Preparatory Stage G: Construct a flow diagram
A process flow diagram shows all the steps involved in the process outlined in the scope of the study. The scope is defined in Preparatory Stage C.
Making a process flow diagram
The HACCP team or the person leading the development of the HACCP study should construct a flow diagram. Whatever format you choose, all steps in the process outlined in the scope of the study should be included.
You may wish to use a schematic layout of the factory to help you. Knowledge of what actually occurs in your processes is essential.
Listing the steps in the process
List each step in the process or module. You should consider what happens all the way from receiving the raw materials, through to at least the point of despatch or up to the point of final consumption of the product.

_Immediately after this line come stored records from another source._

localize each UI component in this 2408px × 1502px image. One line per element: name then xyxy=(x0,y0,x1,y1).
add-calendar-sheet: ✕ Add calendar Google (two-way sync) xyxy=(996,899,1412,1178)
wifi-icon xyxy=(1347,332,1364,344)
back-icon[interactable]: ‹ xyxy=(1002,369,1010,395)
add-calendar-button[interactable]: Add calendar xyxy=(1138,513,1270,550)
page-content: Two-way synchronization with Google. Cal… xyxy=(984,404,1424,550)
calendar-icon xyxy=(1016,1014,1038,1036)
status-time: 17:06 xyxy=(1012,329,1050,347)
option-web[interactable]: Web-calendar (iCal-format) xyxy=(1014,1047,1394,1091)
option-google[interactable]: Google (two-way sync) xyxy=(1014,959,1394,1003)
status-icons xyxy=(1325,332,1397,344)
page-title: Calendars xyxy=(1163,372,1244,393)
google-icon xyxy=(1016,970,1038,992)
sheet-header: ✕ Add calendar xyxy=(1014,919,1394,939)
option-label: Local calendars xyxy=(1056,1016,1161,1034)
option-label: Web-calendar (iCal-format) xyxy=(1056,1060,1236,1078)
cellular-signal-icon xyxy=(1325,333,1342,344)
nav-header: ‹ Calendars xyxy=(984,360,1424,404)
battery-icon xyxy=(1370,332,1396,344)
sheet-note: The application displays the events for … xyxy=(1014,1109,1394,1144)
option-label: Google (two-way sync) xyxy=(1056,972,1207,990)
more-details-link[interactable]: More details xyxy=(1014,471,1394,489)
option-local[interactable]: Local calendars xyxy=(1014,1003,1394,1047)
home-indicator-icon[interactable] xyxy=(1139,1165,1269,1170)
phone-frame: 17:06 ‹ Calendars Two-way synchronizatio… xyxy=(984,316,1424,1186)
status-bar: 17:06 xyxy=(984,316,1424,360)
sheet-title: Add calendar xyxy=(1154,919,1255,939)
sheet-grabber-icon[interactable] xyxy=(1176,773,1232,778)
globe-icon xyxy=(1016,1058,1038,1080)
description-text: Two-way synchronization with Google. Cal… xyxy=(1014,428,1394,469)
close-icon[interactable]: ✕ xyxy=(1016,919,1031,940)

- You could also consider the following:
- Raw material addition (including water)
- Services (air, water, steam)
- Any temporary product storage or hold periods (particularly during peak production times)
- Recycle or rework loops
- Process delays
You can use a linear or modular format for your process flow diagrams. This might depend on how complex your processes are, and whether parts of a process are the same for several products.

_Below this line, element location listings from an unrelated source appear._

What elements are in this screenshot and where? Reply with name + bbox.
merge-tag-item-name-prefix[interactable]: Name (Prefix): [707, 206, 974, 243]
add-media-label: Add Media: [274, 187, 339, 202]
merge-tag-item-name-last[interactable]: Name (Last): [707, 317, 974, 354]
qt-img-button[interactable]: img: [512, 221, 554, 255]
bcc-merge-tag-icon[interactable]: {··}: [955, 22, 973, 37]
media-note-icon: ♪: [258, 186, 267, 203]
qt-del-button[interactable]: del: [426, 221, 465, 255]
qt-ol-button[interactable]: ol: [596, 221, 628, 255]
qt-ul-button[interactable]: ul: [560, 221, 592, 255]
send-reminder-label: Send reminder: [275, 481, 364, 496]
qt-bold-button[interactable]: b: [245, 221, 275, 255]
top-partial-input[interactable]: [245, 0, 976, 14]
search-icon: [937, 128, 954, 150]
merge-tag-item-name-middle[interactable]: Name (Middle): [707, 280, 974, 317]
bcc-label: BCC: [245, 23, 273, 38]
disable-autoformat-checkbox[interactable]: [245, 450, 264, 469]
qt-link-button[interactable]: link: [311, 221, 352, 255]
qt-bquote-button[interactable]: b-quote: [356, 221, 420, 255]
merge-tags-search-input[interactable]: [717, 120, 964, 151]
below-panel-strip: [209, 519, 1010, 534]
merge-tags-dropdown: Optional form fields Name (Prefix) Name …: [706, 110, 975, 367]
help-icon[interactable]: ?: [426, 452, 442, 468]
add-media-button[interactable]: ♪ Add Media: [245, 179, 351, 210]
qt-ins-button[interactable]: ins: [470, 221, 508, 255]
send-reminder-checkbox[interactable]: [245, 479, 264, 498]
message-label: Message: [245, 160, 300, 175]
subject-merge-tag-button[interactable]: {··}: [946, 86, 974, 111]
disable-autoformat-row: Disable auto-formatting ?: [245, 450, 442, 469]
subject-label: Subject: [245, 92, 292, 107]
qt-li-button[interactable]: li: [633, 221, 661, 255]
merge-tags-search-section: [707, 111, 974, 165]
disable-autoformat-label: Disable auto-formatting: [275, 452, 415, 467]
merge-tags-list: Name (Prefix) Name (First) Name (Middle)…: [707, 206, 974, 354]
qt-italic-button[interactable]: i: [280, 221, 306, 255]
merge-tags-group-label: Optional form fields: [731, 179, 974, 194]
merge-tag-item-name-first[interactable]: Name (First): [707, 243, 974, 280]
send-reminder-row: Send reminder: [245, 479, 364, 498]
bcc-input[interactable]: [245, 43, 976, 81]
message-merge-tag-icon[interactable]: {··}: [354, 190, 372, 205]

View ‘Process flow diagrams’ for some examples of linear and modular diagrams and when you would use them.
Draw a rough paper sketch of the product flow. Consider how the process is managed and what could realistically happen while it’s in progress. For example, consider optional and intermittent activities.
Including technical data
The inclusion of relevant technical data will depend on the complexity of the operation. This data is useful at the Critical Control Points that you will identify later.
Technical data could include:
- Time for process or process element (e.g. fry for 2 minutes at 190°C or cool to <5°C in 4 hours)
- Temperature at different parts of the process (e.g. fry at 190°C for 2 minutes or cool to <5°C in four hours)
- Line speed
- Floor plan, equipment and services layout
- Segregation of low/high risk operations
- Personnel routes
- Flow conditions for liquids and solids (psi=pounds per square inch or temperature in °C)
- Waste flows
- Movement routes for raw materials/ingredients
A piece of equipment may have several functions (e.g. a bottle filling machine including rinsing, volumetric/gravity/vacuum/hot fill and capping functions). All functions should either be included in the description at the process step OR each function entered as a different process step.